Tentu saja, selama sisa hidupku aku selalu rindu melihatnya, tidak hanya di ambang pintu, tapi di tempat-tempat lainnya juga — di ruang makan bersama para bibiku, di jendela sambil menerawang ke arah jalanan depan rumah, di taman tempat bunga-bunga zinnia dan marigold tumbuh subur, atau di ruang tamu bersama Ayah.

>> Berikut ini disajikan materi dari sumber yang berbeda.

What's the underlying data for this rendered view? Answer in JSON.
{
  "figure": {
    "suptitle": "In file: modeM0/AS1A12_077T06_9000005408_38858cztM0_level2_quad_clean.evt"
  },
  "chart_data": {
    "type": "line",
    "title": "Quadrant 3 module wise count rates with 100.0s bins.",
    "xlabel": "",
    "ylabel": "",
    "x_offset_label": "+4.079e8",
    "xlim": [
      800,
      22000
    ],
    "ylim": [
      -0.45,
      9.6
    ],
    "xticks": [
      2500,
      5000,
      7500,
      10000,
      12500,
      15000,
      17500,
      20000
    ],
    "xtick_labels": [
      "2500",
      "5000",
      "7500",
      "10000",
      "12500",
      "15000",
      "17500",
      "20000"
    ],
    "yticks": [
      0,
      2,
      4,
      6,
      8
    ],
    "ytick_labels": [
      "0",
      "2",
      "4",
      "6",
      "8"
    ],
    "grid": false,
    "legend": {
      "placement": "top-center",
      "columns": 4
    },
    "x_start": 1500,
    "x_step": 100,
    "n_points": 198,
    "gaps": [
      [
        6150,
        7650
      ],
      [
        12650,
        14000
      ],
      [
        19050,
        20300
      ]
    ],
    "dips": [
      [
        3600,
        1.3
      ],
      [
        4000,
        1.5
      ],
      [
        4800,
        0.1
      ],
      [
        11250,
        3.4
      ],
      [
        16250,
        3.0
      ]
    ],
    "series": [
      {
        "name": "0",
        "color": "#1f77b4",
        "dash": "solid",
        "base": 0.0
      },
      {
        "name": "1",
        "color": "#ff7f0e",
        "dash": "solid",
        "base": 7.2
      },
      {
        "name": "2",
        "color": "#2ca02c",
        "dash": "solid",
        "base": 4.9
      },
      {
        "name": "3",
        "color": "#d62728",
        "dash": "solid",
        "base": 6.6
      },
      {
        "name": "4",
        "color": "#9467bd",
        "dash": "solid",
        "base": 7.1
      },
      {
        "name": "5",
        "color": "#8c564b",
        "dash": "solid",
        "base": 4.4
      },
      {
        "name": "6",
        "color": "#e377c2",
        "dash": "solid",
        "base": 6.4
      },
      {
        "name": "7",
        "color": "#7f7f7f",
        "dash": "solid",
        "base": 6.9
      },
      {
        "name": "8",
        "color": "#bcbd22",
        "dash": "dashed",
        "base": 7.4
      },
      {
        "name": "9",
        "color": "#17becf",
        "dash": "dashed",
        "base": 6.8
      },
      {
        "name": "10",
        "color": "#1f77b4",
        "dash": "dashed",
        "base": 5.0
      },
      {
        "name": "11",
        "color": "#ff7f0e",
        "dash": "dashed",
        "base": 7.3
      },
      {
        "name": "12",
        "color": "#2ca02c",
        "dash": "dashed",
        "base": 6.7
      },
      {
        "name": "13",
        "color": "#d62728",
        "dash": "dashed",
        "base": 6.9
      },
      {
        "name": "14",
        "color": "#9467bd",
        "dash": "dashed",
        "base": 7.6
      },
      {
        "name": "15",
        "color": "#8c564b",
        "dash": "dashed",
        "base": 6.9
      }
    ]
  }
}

Biasanya mereka duduk di atas sepasang sofa yang terbalut bahan kulit sambil mendengarkan Mozart. Mereka akan bertukar tatapan, takjub. Seolah mereka baru saja turun dari perahu dan menginjakkan kaki di negara ini. Mempelajari kata-kata pertama mereka dalam Bahasa Inggris. Seolah Ayah baru saja menyerahkan lembar ujiannya dengan lampiran jawaban yang 100 persen benar kepada seorang profesor ilmu biologi anatomi yang berkebangsaan Amerika. Dan Ibu baru saja menutup usahanya untuk mendedikasikan hidupnya sebagai ibu rumah tangga.
Seandainya aku masih bisa melihatnya berdiri di ambang pintu ruang tamu kami.
Dia biasa berdiri sebentar disana. Lalu dia akan duduk di samping Ayah. Mereka memiliki mesin pemutar piringan hitam yang lumayan mahal. Mereka senang mendengarkan Bach. Ibu menoleh ke arah Ayah, Ajaklah aku mengobrol. Belakangan ini kita jarang sekali mengobrol.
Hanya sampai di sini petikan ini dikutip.